The number of features. Available after fitting.

Type:

int

fit(X, y, metrics=['loss'])[source]

Fits the LGBMRegressor model to the input data by fitting trees to the errors made by previous trees.

Parameters:
  • X (torch.Tensor of shape (n_samples, n_features)) – The input data, where each row is a sample and each column is a feature.

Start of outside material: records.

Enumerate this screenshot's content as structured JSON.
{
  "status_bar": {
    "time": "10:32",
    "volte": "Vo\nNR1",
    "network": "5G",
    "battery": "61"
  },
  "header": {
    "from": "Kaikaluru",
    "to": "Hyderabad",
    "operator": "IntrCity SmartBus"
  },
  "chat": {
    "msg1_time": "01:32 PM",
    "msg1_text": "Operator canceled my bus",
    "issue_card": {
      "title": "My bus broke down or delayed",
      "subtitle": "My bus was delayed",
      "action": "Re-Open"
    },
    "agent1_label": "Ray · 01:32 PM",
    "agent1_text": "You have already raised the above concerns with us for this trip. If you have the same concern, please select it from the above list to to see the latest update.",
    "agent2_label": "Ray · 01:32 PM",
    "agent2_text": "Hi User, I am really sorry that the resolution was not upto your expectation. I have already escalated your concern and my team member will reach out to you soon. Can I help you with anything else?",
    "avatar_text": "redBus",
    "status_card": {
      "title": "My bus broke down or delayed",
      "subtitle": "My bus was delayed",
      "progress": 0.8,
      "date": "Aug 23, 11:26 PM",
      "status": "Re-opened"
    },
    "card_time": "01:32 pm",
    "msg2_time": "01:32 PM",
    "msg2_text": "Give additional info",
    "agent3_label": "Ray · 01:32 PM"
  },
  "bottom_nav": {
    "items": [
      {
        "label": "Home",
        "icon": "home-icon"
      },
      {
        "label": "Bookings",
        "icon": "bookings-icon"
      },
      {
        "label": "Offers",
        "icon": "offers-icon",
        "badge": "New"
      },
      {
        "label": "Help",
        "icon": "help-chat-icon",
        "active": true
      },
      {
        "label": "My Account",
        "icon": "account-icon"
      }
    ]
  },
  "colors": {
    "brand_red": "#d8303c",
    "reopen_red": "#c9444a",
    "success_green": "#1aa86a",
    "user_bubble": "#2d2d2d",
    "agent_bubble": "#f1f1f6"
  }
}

  • y (torch.Tensor of shape (n_samples,)) – The target values corresponding to each sample.

  • metrics (dict[str, torch.Tensor]) – Contains the metrics that will be calculated between fitting each tree and returned.

Returns:

The calculated metrics.

Return type:

metrics (dict[str, torch.Tensor])

Raises:
  • TypeError – If the input matrix or the target vector is not a PyTorch tensor.

  • ValueError – If the input matrix or the target vector is not the correct shape.

predict(X)[source]

Applies the fitted LGBMRegressor model to the input data, predicting the target values.

Parameters:

X (torch.Tensor of shape (n_samples, n_features)) – The input data to be classified.

Returns:

The predicted target values corresponding to each sample.

Return type:

targets (torch.Tensor of shape (n_samples,))

Raises:
  • NotFittedError – If the LGBMRegressor model has not been fitted before predicting.

  • TypeError – If the input matrix is not a PyTorch tensor.

  • ValueError – If the input matrix is not the correct shape.